Lovesick

By Stephen Sloan

Most think it happens in back alleys, but we know better than to stalk the same corners that authorities roam; the pigs seek their prey in alleyways, but we have already fled. Their dogs sniff our scent, a black tar aroma injected into the veins of city air. I never have to run, but I know of the others who do. Hollowed eyes, stiffened gaits, dopey grins dotted by empty black spaces where teeth might have been before. Faces who might mirror my own future. They suck up my money like it’s a golden cure. I only reciprocate their medication.
They push. I fall. Every day, I itch at the blackened tracks and scabs underneath my suit jacket at meetings, on the train, in a grocery store. Then it’s back to darkened basements where the grubby worms and I exchange brown paper bags for green paper bills. I know what to call the worms, but I don’t know their names. They don’t look at me. They look at walls, the floor; they look at the words that fall slow in colorful blossoms from my mouth.

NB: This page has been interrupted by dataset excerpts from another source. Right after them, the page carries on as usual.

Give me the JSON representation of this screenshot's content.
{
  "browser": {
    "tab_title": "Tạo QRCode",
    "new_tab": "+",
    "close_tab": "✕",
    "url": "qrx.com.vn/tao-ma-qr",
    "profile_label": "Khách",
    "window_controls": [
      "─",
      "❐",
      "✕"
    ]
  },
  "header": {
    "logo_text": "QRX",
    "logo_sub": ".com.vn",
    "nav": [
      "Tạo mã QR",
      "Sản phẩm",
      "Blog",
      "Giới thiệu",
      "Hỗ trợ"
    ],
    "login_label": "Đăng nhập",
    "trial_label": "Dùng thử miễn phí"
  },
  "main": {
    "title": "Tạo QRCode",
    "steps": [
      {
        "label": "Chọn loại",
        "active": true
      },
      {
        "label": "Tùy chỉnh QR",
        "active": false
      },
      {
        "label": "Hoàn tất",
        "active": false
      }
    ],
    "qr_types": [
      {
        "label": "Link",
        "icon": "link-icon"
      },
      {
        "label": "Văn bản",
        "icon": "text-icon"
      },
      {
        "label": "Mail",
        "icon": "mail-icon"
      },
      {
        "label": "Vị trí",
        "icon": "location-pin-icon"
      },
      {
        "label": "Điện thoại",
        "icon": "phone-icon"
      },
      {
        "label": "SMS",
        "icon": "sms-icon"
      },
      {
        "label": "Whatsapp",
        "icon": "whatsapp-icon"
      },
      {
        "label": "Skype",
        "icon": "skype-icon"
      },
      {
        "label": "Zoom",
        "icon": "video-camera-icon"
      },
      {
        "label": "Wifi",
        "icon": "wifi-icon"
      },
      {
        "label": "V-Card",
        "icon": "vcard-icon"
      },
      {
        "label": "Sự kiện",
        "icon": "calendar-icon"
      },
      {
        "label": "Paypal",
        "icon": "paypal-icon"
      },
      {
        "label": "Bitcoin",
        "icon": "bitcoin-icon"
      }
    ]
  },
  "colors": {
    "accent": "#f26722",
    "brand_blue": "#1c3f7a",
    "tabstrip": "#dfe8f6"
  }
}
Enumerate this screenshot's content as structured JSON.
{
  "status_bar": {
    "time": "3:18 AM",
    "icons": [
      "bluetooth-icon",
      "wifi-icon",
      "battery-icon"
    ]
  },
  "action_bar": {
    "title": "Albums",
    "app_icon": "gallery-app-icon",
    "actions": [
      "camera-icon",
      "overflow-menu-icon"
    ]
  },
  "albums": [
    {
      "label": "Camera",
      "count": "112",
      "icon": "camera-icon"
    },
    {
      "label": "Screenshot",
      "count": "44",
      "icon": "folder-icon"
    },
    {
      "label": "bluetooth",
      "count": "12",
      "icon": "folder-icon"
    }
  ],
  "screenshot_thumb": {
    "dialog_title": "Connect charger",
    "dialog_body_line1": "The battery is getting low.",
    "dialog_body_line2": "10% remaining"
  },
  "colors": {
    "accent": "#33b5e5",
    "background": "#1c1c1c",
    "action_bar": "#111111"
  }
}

Soon I find that nirvana in my own arm. Spittle might fall on my perfectly pressed white shirt while I tie off yet again. Another day alone, in my solitary success, but that dark lady keeps me company. She hooks me in with euphoria then casts me off when she’s spent. I never thought myself the masochist type until she showed me how pain could be pleasure. We get off on each other.
I wake up alone with another bruised blood vessel to discover.